Enhance Your User Help Experience with Context-Sensitive Help in Confluence

7 min read /

As technology improves, user onboarding and in-product help are gradually evolving to catch up with customer expectations.

Now more than ever, users desire to interact with technology without interruption, and when they do need assistance, they expect help to be readily available and require little to no effort to access. The longer it takes to find answers, the sooner users become frustrated, submit support tickets, or worse – abandon a product altogether. Instead of relying on clunky help processes, which inevitably frustrate both your support team and your users, context-sensitive help delivers help content when and where a user needs it. 

What is Context-Sensitive Help?

Context-sensitive help delivers help content to users based on the state that an application is in when a user seeks help. So rather than interrupt their workflow by forcing them to browse an online manual or help center for answers, context-sensitive help delivers relevant help content based on the part of the program the user is interacting with. A good example would be providing a link to the roles and permissions documentation at the point when you ask your users to assign permissions for their team. 

At K15t Software, we employ context-sensitive help in our products, allowing users to access relevant documentation at certain locations in our UI. For example, when defining settings for a new template in Scroll PDF Exporter, we ask users if they would like to use page labels as index terms. Assuming some users won't know if they should check this box, we offer a link to our documentation on generating index terms in our Confluence-based help center. The user can quickly learn about index terms on their own and then return to the product with enough context to decide if this is an action they should take: 

Help link in the UI

Context sensitive help link directly opens the article in the Confluence help center

Why Use Context-Sensitive Help?

Context-sensitive help saves time and encourages users to learn on their own by providing the right guidance at the right time, typically in the form of a help article or documentation page. While there will always be a need for documentation on your website or in your help center, context-sensitive help bypasses the clutter when a user just needs quick answers. With context-sensitive help, you significantly increase the usability and adoption of your product, and simultaneously decrease user frustration and customer support ticket volume.

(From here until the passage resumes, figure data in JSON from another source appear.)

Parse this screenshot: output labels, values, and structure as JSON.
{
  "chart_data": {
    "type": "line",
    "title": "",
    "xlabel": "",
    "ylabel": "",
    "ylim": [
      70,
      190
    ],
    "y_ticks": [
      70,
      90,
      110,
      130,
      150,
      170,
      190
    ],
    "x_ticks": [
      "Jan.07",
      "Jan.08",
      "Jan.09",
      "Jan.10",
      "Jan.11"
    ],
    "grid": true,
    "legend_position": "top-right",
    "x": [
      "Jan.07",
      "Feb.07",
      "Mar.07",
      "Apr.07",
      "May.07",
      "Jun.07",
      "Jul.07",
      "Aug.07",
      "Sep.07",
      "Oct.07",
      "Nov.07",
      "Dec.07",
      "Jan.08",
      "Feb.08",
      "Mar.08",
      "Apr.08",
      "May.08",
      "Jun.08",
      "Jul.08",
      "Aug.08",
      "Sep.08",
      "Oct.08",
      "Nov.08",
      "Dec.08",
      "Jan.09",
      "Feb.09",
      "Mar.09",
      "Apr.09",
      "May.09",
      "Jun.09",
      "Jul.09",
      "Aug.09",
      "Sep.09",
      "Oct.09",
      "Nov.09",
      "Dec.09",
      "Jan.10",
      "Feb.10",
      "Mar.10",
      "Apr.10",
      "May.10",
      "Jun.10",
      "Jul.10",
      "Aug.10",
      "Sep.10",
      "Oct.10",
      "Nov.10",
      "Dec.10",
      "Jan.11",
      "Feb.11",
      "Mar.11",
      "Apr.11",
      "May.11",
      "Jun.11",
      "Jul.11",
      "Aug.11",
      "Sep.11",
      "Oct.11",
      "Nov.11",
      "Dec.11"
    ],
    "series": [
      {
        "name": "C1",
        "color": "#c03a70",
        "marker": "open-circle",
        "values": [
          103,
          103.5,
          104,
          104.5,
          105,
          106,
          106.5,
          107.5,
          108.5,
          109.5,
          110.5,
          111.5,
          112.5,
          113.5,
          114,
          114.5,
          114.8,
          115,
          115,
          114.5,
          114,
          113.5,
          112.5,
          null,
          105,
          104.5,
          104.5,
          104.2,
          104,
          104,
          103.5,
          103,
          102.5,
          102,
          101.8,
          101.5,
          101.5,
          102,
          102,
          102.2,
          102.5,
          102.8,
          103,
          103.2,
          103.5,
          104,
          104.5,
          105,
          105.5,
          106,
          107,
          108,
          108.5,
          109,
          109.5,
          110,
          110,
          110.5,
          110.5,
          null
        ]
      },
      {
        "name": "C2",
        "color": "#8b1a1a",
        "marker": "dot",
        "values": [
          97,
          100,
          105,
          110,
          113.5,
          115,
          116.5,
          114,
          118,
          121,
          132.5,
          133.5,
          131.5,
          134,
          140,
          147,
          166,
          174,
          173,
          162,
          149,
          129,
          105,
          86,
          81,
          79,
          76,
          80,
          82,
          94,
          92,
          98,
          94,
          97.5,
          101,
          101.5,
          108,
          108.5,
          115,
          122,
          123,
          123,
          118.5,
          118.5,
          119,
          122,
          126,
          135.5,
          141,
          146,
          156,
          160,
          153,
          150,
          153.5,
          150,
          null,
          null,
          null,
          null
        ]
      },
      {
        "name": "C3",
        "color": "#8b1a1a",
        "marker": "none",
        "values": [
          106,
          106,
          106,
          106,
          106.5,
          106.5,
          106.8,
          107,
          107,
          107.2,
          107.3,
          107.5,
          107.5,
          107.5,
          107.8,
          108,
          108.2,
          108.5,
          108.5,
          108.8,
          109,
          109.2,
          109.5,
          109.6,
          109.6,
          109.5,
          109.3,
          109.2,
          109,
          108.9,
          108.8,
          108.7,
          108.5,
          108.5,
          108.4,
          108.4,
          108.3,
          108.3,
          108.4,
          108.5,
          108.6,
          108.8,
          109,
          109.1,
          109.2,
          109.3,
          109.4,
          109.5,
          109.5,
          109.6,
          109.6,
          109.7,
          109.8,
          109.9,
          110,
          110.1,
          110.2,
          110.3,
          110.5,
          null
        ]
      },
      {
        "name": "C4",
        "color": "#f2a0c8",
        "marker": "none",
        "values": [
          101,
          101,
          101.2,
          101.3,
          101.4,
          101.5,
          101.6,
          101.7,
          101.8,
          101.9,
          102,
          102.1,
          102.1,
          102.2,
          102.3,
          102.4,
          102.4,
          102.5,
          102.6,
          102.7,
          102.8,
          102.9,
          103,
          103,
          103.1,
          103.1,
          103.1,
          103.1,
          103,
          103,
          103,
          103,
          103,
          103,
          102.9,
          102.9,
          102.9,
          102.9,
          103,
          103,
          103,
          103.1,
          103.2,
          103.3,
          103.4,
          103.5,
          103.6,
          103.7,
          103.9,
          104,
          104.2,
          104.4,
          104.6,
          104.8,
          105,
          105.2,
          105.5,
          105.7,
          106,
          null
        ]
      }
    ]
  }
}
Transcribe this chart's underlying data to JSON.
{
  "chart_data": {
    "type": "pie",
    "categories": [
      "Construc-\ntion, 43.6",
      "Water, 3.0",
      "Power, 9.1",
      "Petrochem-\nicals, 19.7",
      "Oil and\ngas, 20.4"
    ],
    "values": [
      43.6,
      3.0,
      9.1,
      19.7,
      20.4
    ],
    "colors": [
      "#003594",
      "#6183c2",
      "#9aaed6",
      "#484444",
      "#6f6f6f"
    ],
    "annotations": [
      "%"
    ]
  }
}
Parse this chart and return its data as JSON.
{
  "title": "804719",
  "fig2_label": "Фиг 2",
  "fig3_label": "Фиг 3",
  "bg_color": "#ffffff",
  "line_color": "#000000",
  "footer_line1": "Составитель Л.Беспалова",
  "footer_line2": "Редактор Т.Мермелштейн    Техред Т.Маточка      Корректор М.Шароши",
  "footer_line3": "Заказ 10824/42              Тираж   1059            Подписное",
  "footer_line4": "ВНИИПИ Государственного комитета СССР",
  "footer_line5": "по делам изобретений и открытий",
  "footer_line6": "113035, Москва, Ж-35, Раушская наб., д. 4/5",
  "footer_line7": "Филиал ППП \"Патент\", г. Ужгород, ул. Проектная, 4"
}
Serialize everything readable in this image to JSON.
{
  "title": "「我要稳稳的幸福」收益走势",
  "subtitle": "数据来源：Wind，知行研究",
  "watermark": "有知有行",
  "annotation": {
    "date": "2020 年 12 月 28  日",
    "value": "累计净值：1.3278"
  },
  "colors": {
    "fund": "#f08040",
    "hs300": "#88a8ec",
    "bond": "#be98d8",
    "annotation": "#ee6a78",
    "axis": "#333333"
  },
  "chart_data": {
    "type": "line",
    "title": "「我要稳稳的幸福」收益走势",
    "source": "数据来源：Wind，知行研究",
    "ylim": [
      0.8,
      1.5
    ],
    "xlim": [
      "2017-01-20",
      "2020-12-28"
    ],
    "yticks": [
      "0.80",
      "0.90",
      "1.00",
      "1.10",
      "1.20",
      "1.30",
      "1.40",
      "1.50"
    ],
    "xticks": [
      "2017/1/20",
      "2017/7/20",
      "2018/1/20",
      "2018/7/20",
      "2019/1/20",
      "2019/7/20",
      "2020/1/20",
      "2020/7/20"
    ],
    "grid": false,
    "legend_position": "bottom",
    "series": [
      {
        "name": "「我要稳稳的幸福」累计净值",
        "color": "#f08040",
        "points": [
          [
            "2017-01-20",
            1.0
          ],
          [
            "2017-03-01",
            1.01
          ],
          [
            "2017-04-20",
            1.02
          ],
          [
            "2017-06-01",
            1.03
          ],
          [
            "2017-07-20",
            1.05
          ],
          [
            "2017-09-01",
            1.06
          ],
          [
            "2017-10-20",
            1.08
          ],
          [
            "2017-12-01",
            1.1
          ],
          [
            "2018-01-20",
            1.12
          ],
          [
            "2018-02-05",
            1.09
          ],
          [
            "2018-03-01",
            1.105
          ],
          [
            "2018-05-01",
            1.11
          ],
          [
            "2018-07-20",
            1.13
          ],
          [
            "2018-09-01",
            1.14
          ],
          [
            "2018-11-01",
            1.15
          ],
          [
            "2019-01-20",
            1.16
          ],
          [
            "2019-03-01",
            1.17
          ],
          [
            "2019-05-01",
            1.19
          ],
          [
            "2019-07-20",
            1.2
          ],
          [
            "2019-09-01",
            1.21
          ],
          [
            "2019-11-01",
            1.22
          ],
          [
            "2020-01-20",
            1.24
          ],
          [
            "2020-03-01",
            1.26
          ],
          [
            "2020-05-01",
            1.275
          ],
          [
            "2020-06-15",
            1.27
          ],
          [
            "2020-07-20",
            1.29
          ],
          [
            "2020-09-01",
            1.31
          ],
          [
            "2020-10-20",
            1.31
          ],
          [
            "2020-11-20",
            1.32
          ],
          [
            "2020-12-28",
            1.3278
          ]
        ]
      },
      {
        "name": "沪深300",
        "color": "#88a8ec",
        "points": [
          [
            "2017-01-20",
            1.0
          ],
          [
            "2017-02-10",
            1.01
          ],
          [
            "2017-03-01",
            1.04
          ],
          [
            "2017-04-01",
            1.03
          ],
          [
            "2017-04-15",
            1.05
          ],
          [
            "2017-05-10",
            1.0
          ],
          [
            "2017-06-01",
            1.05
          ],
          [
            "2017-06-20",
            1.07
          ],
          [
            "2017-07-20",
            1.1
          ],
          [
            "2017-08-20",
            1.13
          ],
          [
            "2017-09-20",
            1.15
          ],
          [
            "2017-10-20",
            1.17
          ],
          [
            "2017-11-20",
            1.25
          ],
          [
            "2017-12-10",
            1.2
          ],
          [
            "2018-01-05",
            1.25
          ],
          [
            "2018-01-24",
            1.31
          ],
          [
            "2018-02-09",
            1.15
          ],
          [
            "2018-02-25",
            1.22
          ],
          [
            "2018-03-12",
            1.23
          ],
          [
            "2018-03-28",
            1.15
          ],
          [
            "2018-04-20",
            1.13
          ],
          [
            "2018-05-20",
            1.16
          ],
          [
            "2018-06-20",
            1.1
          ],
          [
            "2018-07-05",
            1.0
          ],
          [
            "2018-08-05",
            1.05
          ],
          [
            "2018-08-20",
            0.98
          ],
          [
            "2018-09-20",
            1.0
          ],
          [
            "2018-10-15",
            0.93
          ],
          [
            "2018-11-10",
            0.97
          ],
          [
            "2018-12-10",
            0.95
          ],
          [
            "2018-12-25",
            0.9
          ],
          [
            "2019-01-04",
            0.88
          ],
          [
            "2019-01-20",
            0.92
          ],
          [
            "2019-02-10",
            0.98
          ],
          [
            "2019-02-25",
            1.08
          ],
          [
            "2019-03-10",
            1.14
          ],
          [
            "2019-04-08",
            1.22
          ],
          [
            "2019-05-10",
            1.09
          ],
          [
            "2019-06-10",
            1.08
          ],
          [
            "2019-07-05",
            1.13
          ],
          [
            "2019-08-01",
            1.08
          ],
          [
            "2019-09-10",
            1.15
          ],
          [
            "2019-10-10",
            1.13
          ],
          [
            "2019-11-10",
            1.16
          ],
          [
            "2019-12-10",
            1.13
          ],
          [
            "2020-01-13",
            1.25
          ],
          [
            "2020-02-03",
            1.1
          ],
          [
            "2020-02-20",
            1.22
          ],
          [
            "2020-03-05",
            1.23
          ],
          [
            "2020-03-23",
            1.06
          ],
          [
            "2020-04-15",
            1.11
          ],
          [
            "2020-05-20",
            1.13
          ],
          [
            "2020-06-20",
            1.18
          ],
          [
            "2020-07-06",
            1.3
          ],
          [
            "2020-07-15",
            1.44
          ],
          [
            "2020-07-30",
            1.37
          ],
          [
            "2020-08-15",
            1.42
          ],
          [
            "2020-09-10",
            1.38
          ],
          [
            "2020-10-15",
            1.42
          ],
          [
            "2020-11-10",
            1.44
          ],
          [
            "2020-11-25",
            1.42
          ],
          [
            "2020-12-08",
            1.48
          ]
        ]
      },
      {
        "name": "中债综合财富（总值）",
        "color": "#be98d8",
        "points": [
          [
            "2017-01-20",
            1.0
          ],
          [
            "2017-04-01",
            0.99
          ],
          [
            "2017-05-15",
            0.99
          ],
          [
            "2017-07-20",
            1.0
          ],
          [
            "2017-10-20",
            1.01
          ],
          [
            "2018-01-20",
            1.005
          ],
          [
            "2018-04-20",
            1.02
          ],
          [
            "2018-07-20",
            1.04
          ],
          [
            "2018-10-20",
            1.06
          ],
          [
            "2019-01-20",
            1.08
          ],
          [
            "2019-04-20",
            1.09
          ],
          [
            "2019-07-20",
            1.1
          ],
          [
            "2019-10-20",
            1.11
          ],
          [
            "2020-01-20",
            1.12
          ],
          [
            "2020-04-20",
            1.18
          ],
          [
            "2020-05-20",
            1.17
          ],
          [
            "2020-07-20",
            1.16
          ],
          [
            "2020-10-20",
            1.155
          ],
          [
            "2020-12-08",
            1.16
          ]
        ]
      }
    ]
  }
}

Benefits of Managing Context-Sensitive Help in Confluence

Confluence offers powerful content management and collaborative editing features, making it a great choice for hosting documentation, help content, and even an entire help center website. Once content is authored inside of Confluence, it can be used as a foundation for context-sensitive help. Together with content management apps like Scroll Versions, writers simply author, manage, and update help content directly in Confluence and then make it available as context-sensitive help links in a product's user interface. 

How does it work? Scroll Versions offers a feature called a Page Key which enables the management of context-sensitive help in Confluence. Page keys allow authors to assign a unique identifier to a Confluence page, like a number or a tag, which then becomes the main identifier for that page. So when the page title gets updated, the URL remains stable and can be used for context-sensitive help links in online help libraries or product interfaces. With page keys, authors and tech writers no longer need to:

  • Worry about content updates in Confluence breaking links in help articles or the user interface
  • Keep track of every link in a product interface and spend time updating them if a page is rearranged in a hierarchy 

Customized Context-Sensitive Help in Confluence

And what about the look and feel of the content itself? If you would rather avoid sending your users to a standard Confluence page, the page key feature also works with Scroll Viewport. Scroll Viewport delivers Confluence content directly to a website or a help center and allows you to customize the look and feel of the output. So for folks using Confluence to author help center content, their articles will now match the company style and brand, creating a personalized help experience for their users. 

As demonstrated in the diagram, an author or tech writer maintains help content in a standard Confluence page, which is then displayed through Scroll Viewport as a branded online help article. This article can also be accessed directly via the product user interface as a link or a help button. The page key – 123, for example – is the unique identifier that ensures any updates or changes to the Confluence page will not break the URL across all the locations it's available.

Help content is authored in Confluence, published to a help center using Scroll Viewport, and made available directly from the product UI

Get Started

If you're looking to implement context-sensitive help, there are a number of approaches you could take in Confluence. We recommend taking the first step by implementing page keys for worry-free maintenance of help content and its related links in your user interface. From there, if you're looking for a better way to present your content, Scroll Viewport provides a branded user experience.